Neoadjuvant ADT and ARTAs
With the advent of ARTAs, the management of HR PCa has evolved, but evidence supporting their use as neoadjuvant therapy before RP remains limited. Several phase I and II trials are evaluating different strategies for ADT and ARTAs in the neoadjuvant setting. Taplin et al. conducted two phase II RCTs comparing Enzalutamide + Abiraterone + Prednisone + ADT (ELAP) to Enzalutamide + ADT (EL), and Apalutamide + Abiraterone + Prednisone + Leuprolide (AAPL) with Abiraterone + Prednisone + Leuprolide (APL). The ELAP trial reported a favorable pathologic complete response (pCR) trend, while the AAPL trial showed similar pCR and minimal residual disease (MRD) rates compared to APL.
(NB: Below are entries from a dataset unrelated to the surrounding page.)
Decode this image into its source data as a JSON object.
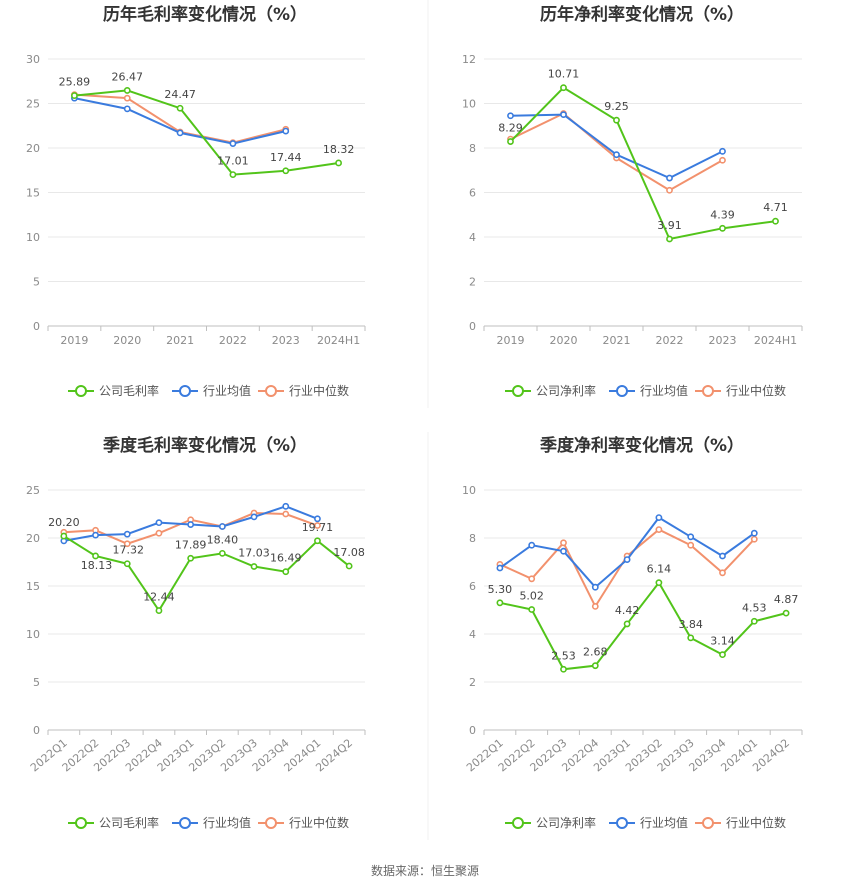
{
  "colors": {
    "company": "#52c41a",
    "avg": "#3a7bde",
    "median": "#f2916d",
    "grid": "#e8e8e8",
    "axis": "#bfbfbf"
  },
  "legend_labels": {
    "industry_avg": "行业均值",
    "industry_median": "行业中位数"
  },
  "source_text": "数据来源：恒生聚源",
  "chart_data": [
    {
      "type": "line",
      "title": "历年毛利率变化情况（%）",
      "categories": [
        "2019",
        "2020",
        "2021",
        "2022",
        "2023",
        "2024H1"
      ],
      "ylim": [
        0,
        30
      ],
      "yticks": [
        "0",
        "5",
        "10",
        "15",
        "20",
        "25",
        "30"
      ],
      "grid": true,
      "legend": "bottom",
      "series": [
        {
          "name": "公司毛利率",
          "values": [
            25.89,
            26.47,
            24.47,
            17.01,
            17.44,
            18.32
          ],
          "labels": [
            "25.89",
            "26.47",
            "24.47",
            "17.01",
            "17.44",
            "18.32"
          ]
        },
        {
          "name": "行业均值",
          "values": [
            25.6,
            24.4,
            21.7,
            20.5,
            21.9,
            null
          ]
        },
        {
          "name": "行业中位数",
          "values": [
            26.0,
            25.6,
            21.8,
            20.6,
            22.1,
            null
          ]
        }
      ]
    },
    {
      "type": "line",
      "title": "历年净利率变化情况（%）",
      "categories": [
        "2019",
        "2020",
        "2021",
        "2022",
        "2023",
        "2024H1"
      ],
      "ylim": [
        0,
        12
      ],
      "yticks": [
        "0",
        "2",
        "4",
        "6",
        "8",
        "10",
        "12"
      ],
      "grid": true,
      "legend": "bottom",
      "series": [
        {
          "name": "公司净利率",
          "values": [
            8.29,
            10.71,
            9.25,
            3.91,
            4.39,
            4.71
          ],
          "labels": [
            "8.29",
            "10.71",
            "9.25",
            "3.91",
            "4.39",
            "4.71"
          ]
        },
        {
          "name": "行业均值",
          "values": [
            9.45,
            9.5,
            7.7,
            6.65,
            7.85,
            null
          ]
        },
        {
          "name": "行业中位数",
          "values": [
            8.4,
            9.55,
            7.55,
            6.1,
            7.45,
            null
          ]
        }
      ]
    },
    {
      "type": "line",
      "title": "季度毛利率变化情况（%）",
      "categories": [
        "2022Q1",
        "2022Q2",
        "2022Q3",
        "2022Q4",
        "2023Q1",
        "2023Q2",
        "2023Q3",
        "2023Q4",
        "2024Q1",
        "2024Q2"
      ],
      "ylim": [
        0,
        25
      ],
      "yticks": [
        "0",
        "5",
        "10",
        "15",
        "20",
        "25"
      ],
      "grid": true,
      "legend": "bottom",
      "series": [
        {
          "name": "公司毛利率",
          "values": [
            20.2,
            18.13,
            17.32,
            12.44,
            17.89,
            18.4,
            17.03,
            16.49,
            19.71,
            17.08
          ],
          "labels": [
            "20.20",
            "18.13",
            "17.32",
            "12.44",
            "17.89",
            "18.40",
            "17.03",
            "16.49",
            "19.71",
            "17.08"
          ]
        },
        {
          "name": "行业均值",
          "values": [
            19.7,
            20.3,
            20.4,
            21.6,
            21.4,
            21.2,
            22.2,
            23.3,
            22.0,
            null
          ]
        },
        {
          "name": "行业中位数",
          "values": [
            20.6,
            20.8,
            19.4,
            20.5,
            21.9,
            21.2,
            22.6,
            22.5,
            21.3,
            null
          ]
        }
      ]
    },
    {
      "type": "line",
      "title": "季度净利率变化情况（%）",
      "categories": [
        "2022Q1",
        "2022Q2",
        "2022Q3",
        "2022Q4",
        "2023Q1",
        "2023Q2",
        "2023Q3",
        "2023Q4",
        "2024Q1",
        "2024Q2"
      ],
      "ylim": [
        0,
        10
      ],
      "yticks": [
        "0",
        "2",
        "4",
        "6",
        "8",
        "10"
      ],
      "grid": true,
      "legend": "bottom",
      "series": [
        {
          "name": "公司净利率",
          "values": [
            5.3,
            5.02,
            2.53,
            2.68,
            4.42,
            6.14,
            3.84,
            3.14,
            4.53,
            4.87
          ],
          "labels": [
            "5.30",
            "5.02",
            "2.53",
            "2.68",
            "4.42",
            "6.14",
            "3.84",
            "3.14",
            "4.53",
            "4.87"
          ]
        },
        {
          "name": "行业均值",
          "values": [
            6.75,
            7.7,
            7.45,
            5.95,
            7.1,
            8.85,
            8.05,
            7.25,
            8.2,
            null
          ]
        },
        {
          "name": "行业中位数",
          "values": [
            6.9,
            6.3,
            7.8,
            5.15,
            7.25,
            8.35,
            7.7,
            6.55,
            7.95,
            null
          ]
        }
      ]
    }
  ]
}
Fleshner et al. led a phase II RCT in patients with D’Amico HR localized PCa treated with neoadjuvant Abiraterone + Leuprolide with or without Cabazitaxel. The pCR/MRD rates were similar in both arms, but patients with pCR/MRD had superior 12-month BRFS. Schweizer et al. conducted a single-arm phase II trial with HR or very high-risk (VHR) PCa treated with Abiraterone + Apalutamide + Degarelix + Leuprolide + Indomethacin, showing a 5% pCR rate and 30% MRB rate.
Lee et al. conducted a phase II trial using Apalutamide as a neoadjuvant monotherapy, observing reduced AR activity in pre-treatment biopsies of biochemical non-responders and upregulated innate immune-related pathways. The ARNEO trial, a double-blind, placebo-controlled trial, evaluates Degarelix +/- Apalutamide as neoadjuvant therapy, showing improved metastatic disease-free survival with Degarelix + Apalutamide compared to Degarelix alone. The PROTEUS trial (NCT03767244), a large phase III study, aims to determine if Apalutamide + ADT before and after RP is superior to placebo + ADT.
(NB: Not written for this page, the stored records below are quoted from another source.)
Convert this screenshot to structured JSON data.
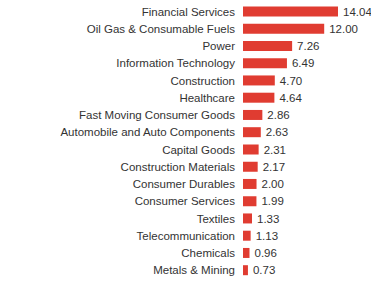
{
  "chart_data": {
    "type": "bar",
    "orientation": "horizontal",
    "categories": [
      "Financial Services",
      "Oil Gas & Consumable Fuels",
      "Power",
      "Information Technology",
      "Construction",
      "Healthcare",
      "Fast Moving Consumer Goods",
      "Automobile and Auto Components",
      "Capital Goods",
      "Construction Materials",
      "Consumer Durables",
      "Consumer Services",
      "Textiles",
      "Telecommunication",
      "Chemicals",
      "Metals & Mining"
    ],
    "values": [
      14.04,
      12.0,
      7.26,
      6.49,
      4.7,
      4.64,
      2.86,
      2.63,
      2.31,
      2.17,
      2.0,
      1.99,
      1.33,
      1.13,
      0.96,
      0.73
    ],
    "value_labels": [
      "14.04",
      "12.00",
      "7.26",
      "6.49",
      "4.70",
      "4.64",
      "2.86",
      "2.63",
      "2.31",
      "2.17",
      "2.00",
      "1.99",
      "1.33",
      "1.13",
      "0.96",
      "0.73"
    ],
    "color": "#e03c31",
    "data_labels": true,
    "tick_labels": "y",
    "grid": false
  }
}
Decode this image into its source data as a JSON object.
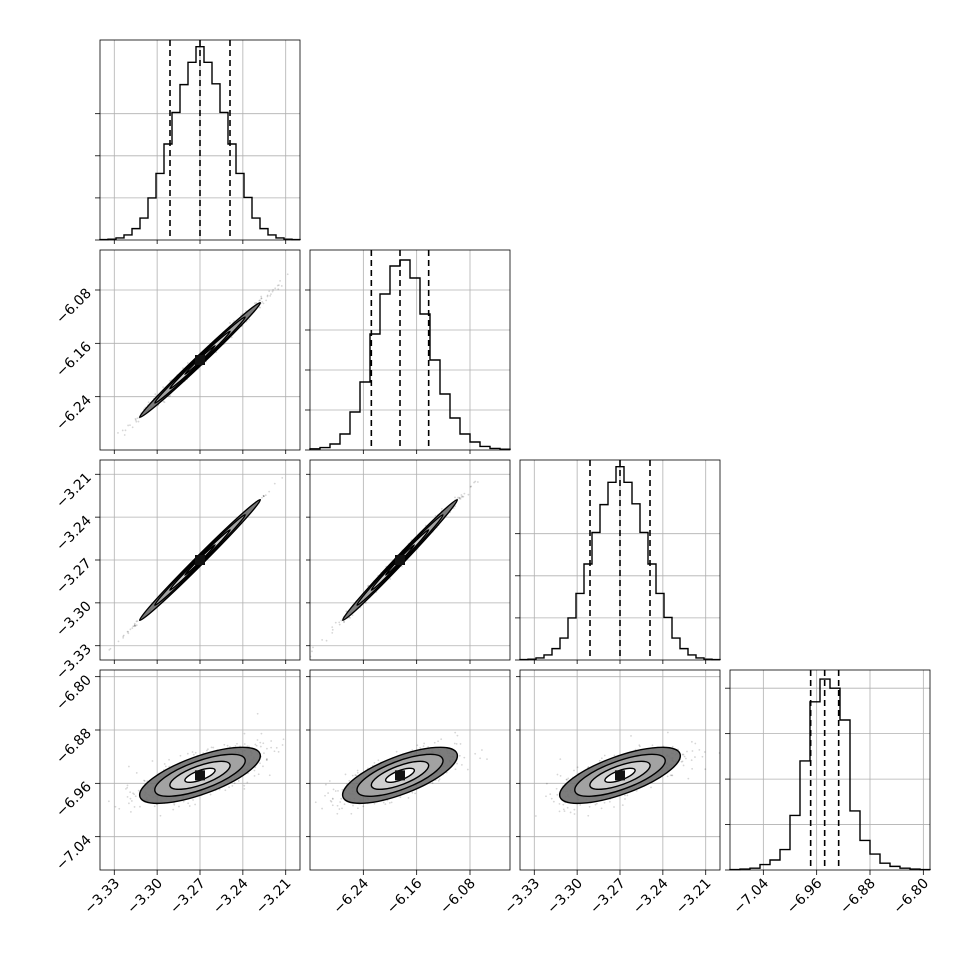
{
  "chart_data": {
    "type": "corner",
    "parameters": [
      {
        "ticks": [
          -3.33,
          -3.3,
          -3.27,
          -3.24,
          -3.21
        ],
        "tick_labels": [
          "−3.33",
          "−3.30",
          "−3.27",
          "−3.24",
          "−3.21"
        ],
        "range": [
          -3.34,
          -3.2
        ],
        "mean": -3.27,
        "sd": 0.0211,
        "quantiles": [
          -3.291,
          -3.27,
          -3.249
        ]
      },
      {
        "ticks": [
          -6.24,
          -6.16,
          -6.08
        ],
        "tick_labels": [
          "−6.24",
          "−6.16",
          "−6.08"
        ],
        "range": [
          -6.32,
          -6.02
        ],
        "mean": -6.185,
        "sd": 0.043,
        "quantiles": [
          -6.228,
          -6.185,
          -6.142
        ]
      },
      {
        "ticks": [
          -3.33,
          -3.3,
          -3.27,
          -3.24,
          -3.21
        ],
        "tick_labels": [
          "−3.33",
          "−3.30",
          "−3.27",
          "−3.24",
          "−3.21"
        ],
        "range": [
          -3.34,
          -3.2
        ],
        "mean": -3.27,
        "sd": 0.0211,
        "quantiles": [
          -3.291,
          -3.27,
          -3.249
        ]
      },
      {
        "ticks": [
          -6.8,
          -6.88,
          -6.96,
          -7.04
        ],
        "tick_labels": [
          "−6.80",
          "−6.88",
          "−6.96",
          "−7.04"
        ],
        "range": [
          -7.09,
          -6.79
        ],
        "mean": -6.948,
        "sd": 0.021,
        "quantiles": [
          -6.969,
          -6.948,
          -6.927
        ]
      }
    ],
    "histograms": [
      {
        "bins": [
          -3.34,
          -3.3344,
          -3.3288,
          -3.3232,
          -3.3176,
          -3.312,
          -3.3064,
          -3.3008,
          -3.2952,
          -3.2896,
          -3.284,
          -3.2784,
          -3.2728,
          -3.2672,
          -3.2616,
          -3.256,
          -3.2504,
          -3.2448,
          -3.2392,
          -3.2336,
          -3.228,
          -3.2224,
          -3.2168,
          -3.2112,
          -3.2056,
          -3.2
        ],
        "counts": [
          1,
          2,
          5,
          12,
          27,
          52,
          100,
          158,
          228,
          303,
          369,
          422,
          459,
          422,
          371,
          303,
          228,
          158,
          101,
          52,
          27,
          12,
          5,
          2,
          1
        ],
        "ylim": [
          0,
          475
        ],
        "yticks": [
          0,
          100,
          200,
          300
        ]
      },
      {
        "bins": [
          -6.32,
          -6.305,
          -6.29,
          -6.275,
          -6.26,
          -6.245,
          -6.23,
          -6.215,
          -6.2,
          -6.185,
          -6.17,
          -6.155,
          -6.14,
          -6.125,
          -6.11,
          -6.095,
          -6.08,
          -6.065,
          -6.05,
          -6.035,
          -6.02
        ],
        "counts": [
          3,
          6,
          15,
          40,
          95,
          170,
          290,
          390,
          460,
          475,
          430,
          340,
          225,
          140,
          80,
          40,
          20,
          9,
          4,
          2
        ],
        "ylim": [
          0,
          500
        ],
        "yticks": [
          0,
          100,
          200,
          300,
          400
        ]
      },
      {
        "bins": [
          -3.34,
          -3.3344,
          -3.3288,
          -3.3232,
          -3.3176,
          -3.312,
          -3.3064,
          -3.3008,
          -3.2952,
          -3.2896,
          -3.284,
          -3.2784,
          -3.2728,
          -3.2672,
          -3.2616,
          -3.256,
          -3.2504,
          -3.2448,
          -3.2392,
          -3.2336,
          -3.228,
          -3.2224,
          -3.2168,
          -3.2112,
          -3.2056,
          -3.2
        ],
        "counts": [
          1,
          2,
          5,
          12,
          27,
          52,
          100,
          158,
          228,
          303,
          369,
          422,
          459,
          422,
          371,
          303,
          228,
          158,
          101,
          52,
          27,
          12,
          5,
          2,
          1
        ],
        "ylim": [
          0,
          475
        ],
        "yticks": [
          0,
          100,
          200,
          300
        ]
      },
      {
        "bins": [
          -7.09,
          -7.075,
          -7.06,
          -7.045,
          -7.03,
          -7.015,
          -7.0,
          -6.985,
          -6.97,
          -6.955,
          -6.94,
          -6.925,
          -6.91,
          -6.895,
          -6.88,
          -6.865,
          -6.85,
          -6.835,
          -6.82,
          -6.805,
          -6.79
        ],
        "counts": [
          1,
          2,
          4,
          12,
          22,
          45,
          120,
          240,
          370,
          420,
          400,
          330,
          130,
          65,
          35,
          15,
          8,
          4,
          2,
          1
        ],
        "ylim": [
          0,
          440
        ],
        "yticks": [
          0,
          100,
          200,
          300,
          400
        ]
      }
    ],
    "pairs": [
      {
        "row": 1,
        "col": 0,
        "corr": 0.995
      },
      {
        "row": 2,
        "col": 0,
        "corr": 0.9995
      },
      {
        "row": 2,
        "col": 1,
        "corr": 0.995
      },
      {
        "row": 3,
        "col": 0,
        "corr": 0.7
      },
      {
        "row": 3,
        "col": 1,
        "corr": 0.7
      },
      {
        "row": 3,
        "col": 2,
        "corr": 0.7
      }
    ],
    "contour_levels": [
      0.118,
      0.393,
      0.675,
      0.865
    ],
    "grid": true,
    "colors": {
      "line": "#000000",
      "grid": "#b0b0b0",
      "points": "#000000"
    }
  }
}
Neoadjuvant Treatment with Lu-177
Lutetium-177-PSMA is being explored in clinical trials like LUNAR for oligorecurrent PCa and in neoadjuvant settings for localized PCa. Golan et al. published a safety profile study, including patients with localized HR PCa or pelvic lymph node involvement, receiving LuPSMA intravenously. The study concluded that LuPSMA administration as a neoadjuvant treatment, followed by RARP, appears safe from a surgical perspective. LuTectomy, a prospective phase I/II study, assesses Lutetium-177-PSMA-617 as a neoadjuvant therapy prior to RP, showing that it is safe and effective with high and targeted dose delivery.
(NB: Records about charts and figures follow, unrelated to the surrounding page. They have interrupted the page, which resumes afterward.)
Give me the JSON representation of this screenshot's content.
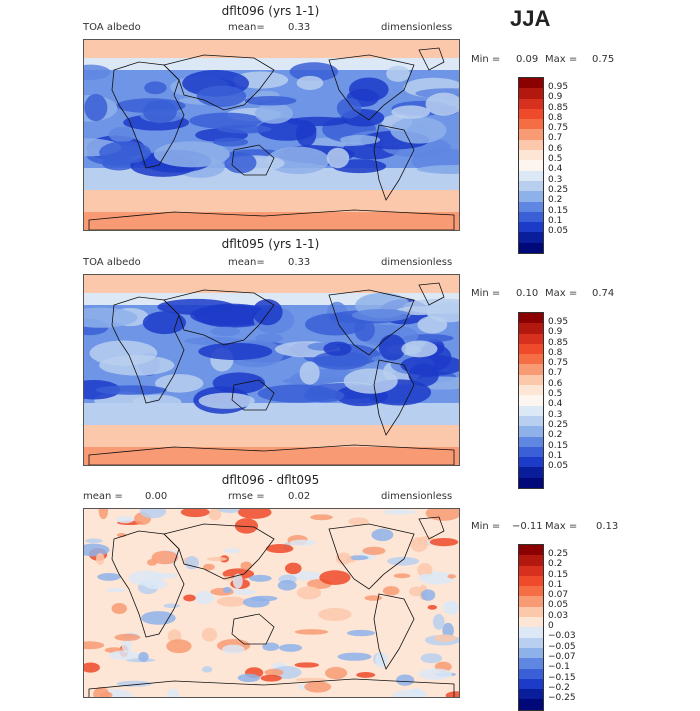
{
  "season": "JJA",
  "panels": [
    {
      "title": "dflt096 (yrs 1-1)",
      "left_label": "TOA albedo",
      "mean_label": "mean=",
      "mean_value": "0.33",
      "units": "dimensionless",
      "min_label": "Min =",
      "min_value": "0.09",
      "max_label": "Max =",
      "max_value": "0.75"
    },
    {
      "title": "dflt095 (yrs 1-1)",
      "left_label": "TOA albedo",
      "mean_label": "mean=",
      "mean_value": "0.33",
      "units": "dimensionless",
      "min_label": "Min =",
      "min_value": "0.10",
      "max_label": "Max =",
      "max_value": "0.74"
    },
    {
      "title": "dflt096 - dflt095",
      "left_label": "mean =",
      "left_value": "0.00",
      "rmse_label": "rmse =",
      "rmse_value": "0.02",
      "units": "dimensionless",
      "min_label": "Min =",
      "min_value": "−0.11",
      "max_label": "Max =",
      "max_value": "0.13"
    }
  ],
  "colorbars": {
    "albedo": {
      "labels": [
        "0.95",
        "0.9",
        "0.85",
        "0.8",
        "0.75",
        "0.7",
        "0.6",
        "0.5",
        "0.4",
        "0.3",
        "0.25",
        "0.2",
        "0.15",
        "0.1",
        "0.05"
      ],
      "colors": [
        "#8b0000",
        "#b2180e",
        "#d7301f",
        "#ef4a2a",
        "#f46d43",
        "#f89b74",
        "#fbc8ab",
        "#fde6d6",
        "#fdf5ef",
        "#dce8f6",
        "#b9cfef",
        "#8fb1ea",
        "#5f86e0",
        "#3a5fd6",
        "#1c3bc8",
        "#0a1e9c",
        "#00087a"
      ]
    },
    "difference": {
      "labels": [
        "0.25",
        "0.2",
        "0.15",
        "0.1",
        "0.07",
        "0.05",
        "0.03",
        "0",
        "−0.03",
        "−0.05",
        "−0.07",
        "−0.1",
        "−0.15",
        "−0.2",
        "−0.25"
      ],
      "colors": [
        "#8b0000",
        "#b2180e",
        "#d7301f",
        "#ef4a2a",
        "#f46d43",
        "#f89b74",
        "#fbc8ab",
        "#fde6d6",
        "#dce8f6",
        "#b9cfef",
        "#8fb1ea",
        "#5f86e0",
        "#3a5fd6",
        "#1c3bc8",
        "#0a1e9c",
        "#00087a"
      ]
    }
  },
  "chart_data": [
    {
      "type": "heatmap",
      "title": "dflt096 (yrs 1-1)",
      "variable": "TOA albedo",
      "season": "JJA",
      "mean": 0.33,
      "min": 0.09,
      "max": 0.75,
      "units": "dimensionless",
      "colorbar_levels": [
        0.05,
        0.1,
        0.15,
        0.2,
        0.25,
        0.3,
        0.4,
        0.5,
        0.6,
        0.7,
        0.75,
        0.8,
        0.85,
        0.9,
        0.95
      ]
    },
    {
      "type": "heatmap",
      "title": "dflt095 (yrs 1-1)",
      "variable": "TOA albedo",
      "season": "JJA",
      "mean": 0.33,
      "min": 0.1,
      "max": 0.74,
      "units": "dimensionless",
      "colorbar_levels": [
        0.05,
        0.1,
        0.15,
        0.2,
        0.25,
        0.3,
        0.4,
        0.5,
        0.6,
        0.7,
        0.75,
        0.8,
        0.85,
        0.9,
        0.95
      ]
    },
    {
      "type": "heatmap",
      "title": "dflt096 - dflt095",
      "season": "JJA",
      "mean": 0.0,
      "rmse": 0.02,
      "min": -0.11,
      "max": 0.13,
      "units": "dimensionless",
      "colorbar_levels": [
        -0.25,
        -0.2,
        -0.15,
        -0.1,
        -0.07,
        -0.05,
        -0.03,
        0,
        0.03,
        0.05,
        0.07,
        0.1,
        0.15,
        0.2,
        0.25
      ]
    }
  ]
}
Genomic Alterations and Molecular Response Markers
Trials are evaluating neoadjuvant treatments based on genomic alterations, including immunotherapies. The genomic umbrella neoadjuvant study (GUNS) is a multi-arm study assessing targeted therapies based on genomic alterations. The NePtune trial assesses neoadjuvant PARP inhibition with Olaparib in patients with HR PCa presenting BRCA 1/2 gene alterations. Studies are also investigating molecular markers to predict treatment responses, with findings suggesting that PTEN-loss and ERG + expression are associated with larger residual tumors.
Conclusions
Currently, no phase III data supports the use of systemic neoadjuvant therapies before RP. Phase II studies show promising data for ADT with second-generation agents, including favorable pCR and MRD, along with PSA relapse and salvage therapy rates. Ongoing studies should incorporate translational endpoints to identify resistance mechanisms and develop innovative biomarkers, enabling tailored neoadjuvant hormonal treatments for patients with HR PCa.